Tens of thousands of protesters gathered around the Capitol last weekend to protest Trump, at levels Wisconsin hadn’t seen since the 2011 fight over Gov. Scott Walker’s Act 10.

Maslin told a WisPolitics.com event at UW-Milwaukee this week that those levels of engagement are “wonderful” but there’s “no guarantee” they’ll lead to a change in the next election.

Walker, he noted, is “still governor six years later.”

“Marching and actually winning and winning back the country are two different things,” Maslin said Tuesday.

Maslin, of FM3 research, was joined on the panel by: WTMJ-TV political reporter and anchor Charles Benson; Dan O’Donnell, a conservative radio host on News-Talk 1130 WISN; and UW-Milwaukee political scientist Kathleen Dolan.

Dolan said Walker and Trump both “played to people’s emotions” by telling voters the situation was much darker than it actually was. That, she said, was a sign that voters might dismiss crucial facts.

“It was, in many ways, a sort of miniature run of what we saw in 2016,” she said.

O’Donnell, the conservative radio host, also drew a comparison between the two, though he said Wisconsin’s experience showed where Dems went wrong. The protests got in the way of efforts to develop an effective message, he said.

“If you overplay your hand and you’re marching in the streets instead of focusing your attention on actual, intelligent messaging, you’ll lose in the ballot box,” he said. “You’re gonna lose in the war of public opinion.”
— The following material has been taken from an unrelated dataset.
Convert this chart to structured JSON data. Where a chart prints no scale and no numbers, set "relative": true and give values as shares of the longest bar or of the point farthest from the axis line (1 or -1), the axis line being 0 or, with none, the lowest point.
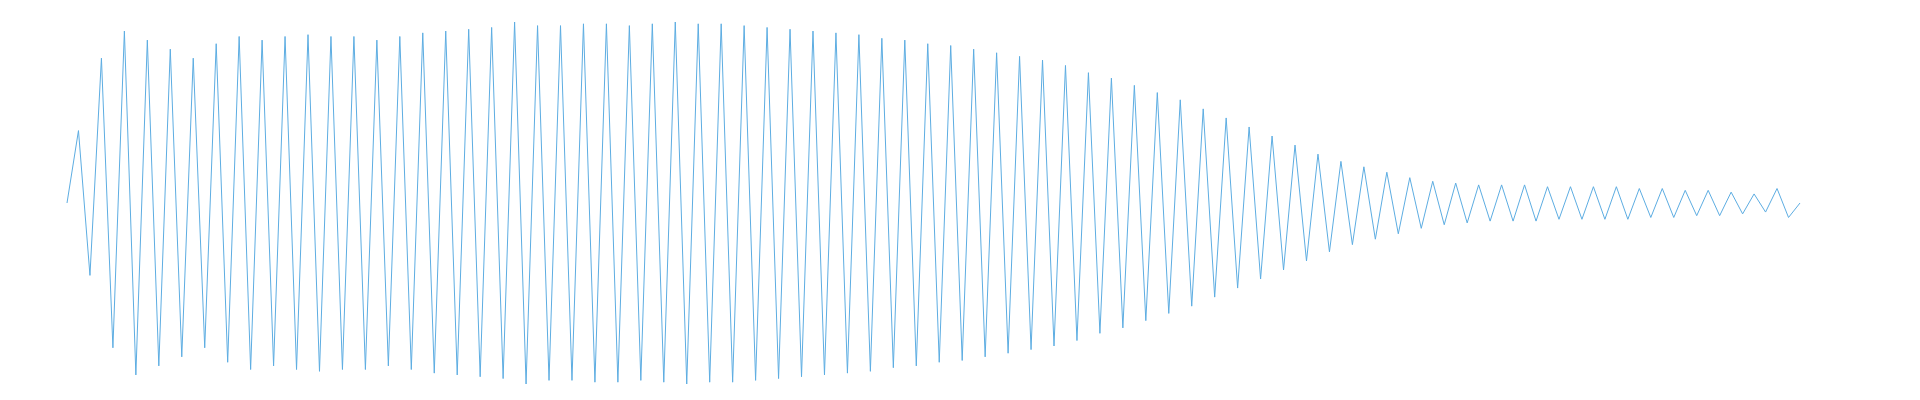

Dems, he added, should have seen a “big red flag” when British voters narrowly approved an exit from the European Union. And while the country is “absolutely” polarized, he said, it’s far less so than at other points in U.S. history.

In the coming months, the panelists agreed, Trump is likely to pay close attention to Wisconsin.

Maslin predicted Trump will look to help the state’s voters who swung his way because they can “just as easily swing back.” That, he said, could mean a “pork-laden” agenda in the states that backed him.

“I don’t think he cares one bit about what happens in California,” Maslin said.

But Benson said such attention will probably be due to the trio of Wisconsinites with influence in the White House: Walker, chief of staff Reince Priebus and House Speaker Paul Ryan, R-Janesville.

Though Ryan and Trump aren’t particularly close, Benson said, Priebus will ensure the two of them work together.

And Walker, he noted, has a “direct line to” Vice President Mike Pence, who thinks like Walker and picked him as his sparring partner while practicing for the VP debates.

“They will work together to try to move Scott Walker’s agenda forward,” Benson said.